La marge pose la question de l’identité. Et donc, de la reconnaissance. Aussi radicale soit-elle. Aussi anti-sociale puisse-t-elle être dans le cas d’une cannibalomanie. Le bonheur ce n’est pas la liberté, nous dit Guadagnino, ou plutôt, ce n’est pas une liberté de pucerons qui se déploierait par sauts, à vide, sur l’extension des routes et de leur domaine. Non, le bonheur, c’est le foyer. Le bonheur, c’est la reconnaissance. Une sorte d’être-là domestique. Non pas la famille, non pas papa-maman, grand-maman, grand-papa, gardons cela pour les cimetières, mais un lieu – un lieu à soi. Un lieu sans honte. Une sorte de refuge contre les mortifications, contre l’amertume, contre l’incertitude et l’humiliation identitaire. Trouver sa case. Rentrer dans sa case ! Voilà ce qui obsède une bonne partie de notre jeunesse, et peut-être encore plus actuellement. Trouver sa place au milieu du monde unidimensionnel, de ses débris, de ses flux et reflux. Bon sang, avoir sa carte de membre au club des normaux, des bien coiffés en costume, des mieux satinés, des biens souriants, des gens qui ont une écharpe, un parapluie, ou des escarpins, des gens qui sont équipés pour vivre – et qui sont parfumés, et qui sentent bon. Ou alors, faire reconnaître sa différence – par obsession de la singularité, par obsession différenciante – pour ne plus se cacher, pour ne plus avoir rien à vaincre en soi, pour ne plus être en puissance, être à demi, vivre en dégradé. Être tout simplement, tout pleinement. 
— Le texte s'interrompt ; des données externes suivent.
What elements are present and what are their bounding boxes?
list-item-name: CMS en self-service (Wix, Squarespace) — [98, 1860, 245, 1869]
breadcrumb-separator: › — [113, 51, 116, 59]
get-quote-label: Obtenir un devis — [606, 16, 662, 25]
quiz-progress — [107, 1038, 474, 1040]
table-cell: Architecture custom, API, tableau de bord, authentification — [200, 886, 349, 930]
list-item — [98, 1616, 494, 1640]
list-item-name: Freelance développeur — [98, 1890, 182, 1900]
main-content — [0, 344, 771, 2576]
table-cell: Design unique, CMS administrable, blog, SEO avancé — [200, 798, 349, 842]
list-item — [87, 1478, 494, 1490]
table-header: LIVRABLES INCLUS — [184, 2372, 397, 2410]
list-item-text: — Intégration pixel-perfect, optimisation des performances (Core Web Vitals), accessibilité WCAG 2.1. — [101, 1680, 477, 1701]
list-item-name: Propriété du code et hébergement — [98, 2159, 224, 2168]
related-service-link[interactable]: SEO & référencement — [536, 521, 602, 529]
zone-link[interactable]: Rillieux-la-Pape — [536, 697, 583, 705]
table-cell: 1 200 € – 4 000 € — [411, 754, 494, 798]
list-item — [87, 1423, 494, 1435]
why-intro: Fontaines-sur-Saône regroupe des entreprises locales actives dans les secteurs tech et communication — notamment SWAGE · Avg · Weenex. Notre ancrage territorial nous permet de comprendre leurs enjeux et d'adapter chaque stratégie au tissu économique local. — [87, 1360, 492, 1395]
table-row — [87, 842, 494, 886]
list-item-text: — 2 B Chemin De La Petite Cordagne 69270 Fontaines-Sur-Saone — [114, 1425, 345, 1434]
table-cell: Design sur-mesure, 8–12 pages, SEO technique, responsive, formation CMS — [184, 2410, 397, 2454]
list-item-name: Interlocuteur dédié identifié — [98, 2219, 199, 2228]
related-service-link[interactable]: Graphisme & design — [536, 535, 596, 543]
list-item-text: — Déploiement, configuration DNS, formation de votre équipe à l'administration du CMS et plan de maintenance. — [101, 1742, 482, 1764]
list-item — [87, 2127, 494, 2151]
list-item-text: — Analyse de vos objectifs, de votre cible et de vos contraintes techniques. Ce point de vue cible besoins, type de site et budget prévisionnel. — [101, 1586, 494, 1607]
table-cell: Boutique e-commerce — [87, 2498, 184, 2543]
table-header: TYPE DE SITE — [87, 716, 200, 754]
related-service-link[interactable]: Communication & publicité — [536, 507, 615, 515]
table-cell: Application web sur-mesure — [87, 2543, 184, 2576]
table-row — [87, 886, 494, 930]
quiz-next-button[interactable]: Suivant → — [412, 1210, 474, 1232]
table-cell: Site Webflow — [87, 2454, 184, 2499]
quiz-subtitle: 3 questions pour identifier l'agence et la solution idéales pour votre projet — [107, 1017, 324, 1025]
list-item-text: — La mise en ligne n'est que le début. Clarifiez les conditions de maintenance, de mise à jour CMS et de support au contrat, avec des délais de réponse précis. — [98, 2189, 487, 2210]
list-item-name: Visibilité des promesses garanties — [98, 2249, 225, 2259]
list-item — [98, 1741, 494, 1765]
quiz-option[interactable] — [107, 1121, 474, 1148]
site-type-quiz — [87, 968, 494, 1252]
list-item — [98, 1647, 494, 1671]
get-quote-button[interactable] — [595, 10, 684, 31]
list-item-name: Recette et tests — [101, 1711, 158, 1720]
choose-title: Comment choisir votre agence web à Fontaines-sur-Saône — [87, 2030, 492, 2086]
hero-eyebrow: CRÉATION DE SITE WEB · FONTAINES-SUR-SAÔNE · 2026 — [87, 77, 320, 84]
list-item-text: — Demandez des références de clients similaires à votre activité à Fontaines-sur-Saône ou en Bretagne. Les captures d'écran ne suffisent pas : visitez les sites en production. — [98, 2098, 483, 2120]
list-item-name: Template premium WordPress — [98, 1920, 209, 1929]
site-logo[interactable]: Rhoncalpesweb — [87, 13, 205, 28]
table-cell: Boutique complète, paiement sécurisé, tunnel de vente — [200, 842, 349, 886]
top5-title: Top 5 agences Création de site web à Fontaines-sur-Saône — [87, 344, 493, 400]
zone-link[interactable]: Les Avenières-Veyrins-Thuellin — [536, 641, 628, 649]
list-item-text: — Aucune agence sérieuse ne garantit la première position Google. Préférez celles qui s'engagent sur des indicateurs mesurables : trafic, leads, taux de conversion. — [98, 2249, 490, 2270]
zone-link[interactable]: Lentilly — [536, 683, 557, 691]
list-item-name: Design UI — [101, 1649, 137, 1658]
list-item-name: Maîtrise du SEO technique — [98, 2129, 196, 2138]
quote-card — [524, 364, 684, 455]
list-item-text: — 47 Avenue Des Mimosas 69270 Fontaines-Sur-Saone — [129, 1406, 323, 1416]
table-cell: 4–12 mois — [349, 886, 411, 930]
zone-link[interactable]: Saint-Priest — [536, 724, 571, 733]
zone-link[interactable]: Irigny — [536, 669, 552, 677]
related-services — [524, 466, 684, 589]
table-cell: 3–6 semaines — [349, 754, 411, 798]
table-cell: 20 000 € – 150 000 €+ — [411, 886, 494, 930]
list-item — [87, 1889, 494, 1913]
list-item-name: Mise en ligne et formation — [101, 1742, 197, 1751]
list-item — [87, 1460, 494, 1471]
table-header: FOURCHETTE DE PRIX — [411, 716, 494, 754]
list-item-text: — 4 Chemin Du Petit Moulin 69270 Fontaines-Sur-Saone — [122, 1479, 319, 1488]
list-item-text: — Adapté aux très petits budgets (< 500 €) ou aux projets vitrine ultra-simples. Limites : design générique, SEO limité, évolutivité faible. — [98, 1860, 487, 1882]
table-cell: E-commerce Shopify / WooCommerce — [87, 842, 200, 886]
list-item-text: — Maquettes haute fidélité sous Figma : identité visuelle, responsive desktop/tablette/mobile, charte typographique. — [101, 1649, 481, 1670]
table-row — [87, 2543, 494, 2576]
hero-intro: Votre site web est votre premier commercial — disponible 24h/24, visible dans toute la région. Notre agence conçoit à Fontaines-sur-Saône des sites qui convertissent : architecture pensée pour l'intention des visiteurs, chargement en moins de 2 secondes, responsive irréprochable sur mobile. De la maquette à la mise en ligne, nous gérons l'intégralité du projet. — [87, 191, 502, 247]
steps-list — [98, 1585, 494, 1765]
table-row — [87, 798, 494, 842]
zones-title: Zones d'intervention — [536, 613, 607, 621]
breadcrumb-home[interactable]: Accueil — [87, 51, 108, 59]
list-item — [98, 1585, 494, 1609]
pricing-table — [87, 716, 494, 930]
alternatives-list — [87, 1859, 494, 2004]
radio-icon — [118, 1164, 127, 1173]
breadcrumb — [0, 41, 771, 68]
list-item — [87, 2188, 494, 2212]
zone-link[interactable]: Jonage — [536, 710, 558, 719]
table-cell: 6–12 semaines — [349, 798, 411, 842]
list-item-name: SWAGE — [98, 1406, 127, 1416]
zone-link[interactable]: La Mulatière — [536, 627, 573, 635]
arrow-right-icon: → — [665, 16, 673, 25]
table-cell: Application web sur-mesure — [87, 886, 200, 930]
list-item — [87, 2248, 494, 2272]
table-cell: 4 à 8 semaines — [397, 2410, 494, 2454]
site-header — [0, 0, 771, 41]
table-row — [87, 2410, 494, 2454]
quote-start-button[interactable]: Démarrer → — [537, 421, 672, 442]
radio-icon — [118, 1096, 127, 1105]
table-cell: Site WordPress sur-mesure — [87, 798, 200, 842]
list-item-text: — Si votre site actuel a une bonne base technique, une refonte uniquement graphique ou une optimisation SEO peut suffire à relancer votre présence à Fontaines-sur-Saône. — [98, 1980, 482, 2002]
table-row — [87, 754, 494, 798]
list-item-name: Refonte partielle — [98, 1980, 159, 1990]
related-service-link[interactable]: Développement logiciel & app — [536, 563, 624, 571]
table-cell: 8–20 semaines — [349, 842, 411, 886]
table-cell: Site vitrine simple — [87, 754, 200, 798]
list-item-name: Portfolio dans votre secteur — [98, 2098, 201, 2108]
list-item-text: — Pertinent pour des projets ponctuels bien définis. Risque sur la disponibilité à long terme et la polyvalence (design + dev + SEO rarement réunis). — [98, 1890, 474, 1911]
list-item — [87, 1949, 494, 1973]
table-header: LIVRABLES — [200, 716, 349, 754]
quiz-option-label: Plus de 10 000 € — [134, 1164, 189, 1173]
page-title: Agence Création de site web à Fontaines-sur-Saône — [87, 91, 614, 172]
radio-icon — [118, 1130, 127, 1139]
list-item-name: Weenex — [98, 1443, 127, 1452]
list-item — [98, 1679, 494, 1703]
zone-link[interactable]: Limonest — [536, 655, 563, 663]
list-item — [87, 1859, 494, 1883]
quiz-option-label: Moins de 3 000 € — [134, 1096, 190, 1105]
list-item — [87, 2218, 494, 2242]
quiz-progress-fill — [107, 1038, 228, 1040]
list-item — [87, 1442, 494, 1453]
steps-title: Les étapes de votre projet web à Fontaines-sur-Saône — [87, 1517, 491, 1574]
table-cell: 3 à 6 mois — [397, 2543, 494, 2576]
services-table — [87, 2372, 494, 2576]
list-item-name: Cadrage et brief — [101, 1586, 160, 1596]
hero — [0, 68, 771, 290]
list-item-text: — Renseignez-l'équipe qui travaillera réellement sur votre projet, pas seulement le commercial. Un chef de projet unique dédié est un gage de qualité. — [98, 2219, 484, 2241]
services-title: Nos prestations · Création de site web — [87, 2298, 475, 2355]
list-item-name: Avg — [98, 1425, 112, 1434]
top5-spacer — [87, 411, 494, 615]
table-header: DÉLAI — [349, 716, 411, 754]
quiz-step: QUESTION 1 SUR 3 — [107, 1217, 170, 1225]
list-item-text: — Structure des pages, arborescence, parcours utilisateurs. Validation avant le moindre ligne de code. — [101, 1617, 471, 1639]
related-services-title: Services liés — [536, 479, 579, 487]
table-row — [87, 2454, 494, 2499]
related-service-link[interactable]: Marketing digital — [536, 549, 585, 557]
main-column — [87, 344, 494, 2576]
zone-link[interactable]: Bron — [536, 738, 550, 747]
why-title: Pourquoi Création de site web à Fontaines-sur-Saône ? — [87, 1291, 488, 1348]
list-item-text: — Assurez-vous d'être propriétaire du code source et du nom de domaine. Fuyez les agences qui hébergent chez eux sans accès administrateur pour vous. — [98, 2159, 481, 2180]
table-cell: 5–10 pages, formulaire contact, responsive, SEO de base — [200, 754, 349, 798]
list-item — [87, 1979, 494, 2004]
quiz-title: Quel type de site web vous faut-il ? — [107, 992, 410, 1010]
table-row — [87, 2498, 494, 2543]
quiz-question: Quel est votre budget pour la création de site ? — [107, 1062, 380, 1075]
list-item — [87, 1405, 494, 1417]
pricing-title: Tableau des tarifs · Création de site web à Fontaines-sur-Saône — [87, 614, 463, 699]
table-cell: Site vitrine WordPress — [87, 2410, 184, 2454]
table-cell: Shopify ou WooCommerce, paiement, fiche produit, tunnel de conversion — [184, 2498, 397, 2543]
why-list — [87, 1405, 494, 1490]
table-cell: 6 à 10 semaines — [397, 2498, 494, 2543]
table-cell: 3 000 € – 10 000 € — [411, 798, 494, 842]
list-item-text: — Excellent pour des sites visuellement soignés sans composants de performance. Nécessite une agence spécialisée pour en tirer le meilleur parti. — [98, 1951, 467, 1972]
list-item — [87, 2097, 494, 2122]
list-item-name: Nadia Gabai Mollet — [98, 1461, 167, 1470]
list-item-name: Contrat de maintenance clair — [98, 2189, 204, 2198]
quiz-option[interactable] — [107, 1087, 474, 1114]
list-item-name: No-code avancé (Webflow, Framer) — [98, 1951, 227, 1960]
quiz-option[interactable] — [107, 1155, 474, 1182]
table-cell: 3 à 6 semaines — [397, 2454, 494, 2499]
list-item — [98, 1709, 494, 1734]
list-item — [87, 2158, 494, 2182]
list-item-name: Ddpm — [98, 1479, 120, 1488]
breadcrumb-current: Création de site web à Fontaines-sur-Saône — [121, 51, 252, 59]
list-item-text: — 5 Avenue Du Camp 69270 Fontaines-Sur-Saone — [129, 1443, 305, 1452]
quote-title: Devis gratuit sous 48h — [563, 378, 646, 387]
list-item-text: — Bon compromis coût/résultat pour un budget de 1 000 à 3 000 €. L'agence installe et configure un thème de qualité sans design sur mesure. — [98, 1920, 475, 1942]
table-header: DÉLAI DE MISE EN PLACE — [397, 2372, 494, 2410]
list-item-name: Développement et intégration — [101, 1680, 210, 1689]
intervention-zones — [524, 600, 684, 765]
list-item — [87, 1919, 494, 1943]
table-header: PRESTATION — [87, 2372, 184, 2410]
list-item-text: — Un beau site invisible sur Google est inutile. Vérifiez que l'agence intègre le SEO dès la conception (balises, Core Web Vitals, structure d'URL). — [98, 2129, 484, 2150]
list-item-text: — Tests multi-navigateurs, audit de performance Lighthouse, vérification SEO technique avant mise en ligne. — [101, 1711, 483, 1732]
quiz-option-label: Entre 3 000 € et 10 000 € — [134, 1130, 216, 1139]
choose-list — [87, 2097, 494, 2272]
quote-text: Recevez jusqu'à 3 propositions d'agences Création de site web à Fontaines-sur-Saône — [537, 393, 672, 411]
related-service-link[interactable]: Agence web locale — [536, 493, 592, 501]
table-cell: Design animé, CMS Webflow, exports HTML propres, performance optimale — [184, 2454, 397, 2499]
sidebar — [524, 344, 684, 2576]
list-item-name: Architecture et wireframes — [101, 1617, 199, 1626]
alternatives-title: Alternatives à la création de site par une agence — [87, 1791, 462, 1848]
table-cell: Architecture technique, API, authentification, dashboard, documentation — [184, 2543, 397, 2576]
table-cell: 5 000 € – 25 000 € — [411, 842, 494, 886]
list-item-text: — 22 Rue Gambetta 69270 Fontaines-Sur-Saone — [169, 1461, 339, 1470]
C’est aussi un défi lancé à la face des humbles spectateurs venus voir Bones and all. Tout compte fait, un intelligent jeu de miroir : quand Lee et Maren observent, le sang au bord des lèvres, depuis la rue, depuis le dehors, une quelconque agitation dans une quelconque maison, c’est moi – nous – qu’ils observent. Moi, spectateur, qui les regarde depuis déjà une heure. Et je crois qu’ils me rêvent, comme je les rêve, et nous rêvons ensemble d’une fausse normalité, inaccessible, d’une hypothétique reconnaissance, et nos identités se diluent : nous sommes au fond de la même espèce – nous cherchons notre place. Cela ne dure qu’un instant. Mais c’est un bon moment.

Rien n’attend Lee et Maren – ni foyer, ni communauté. 

On le devine, on le comprend. L’essentiel se déroule hors caméra. 

Entre eux et moi. Entre eux et le monde. 

Cet essentiel, c’est la fuite – la fuite et l’espérance.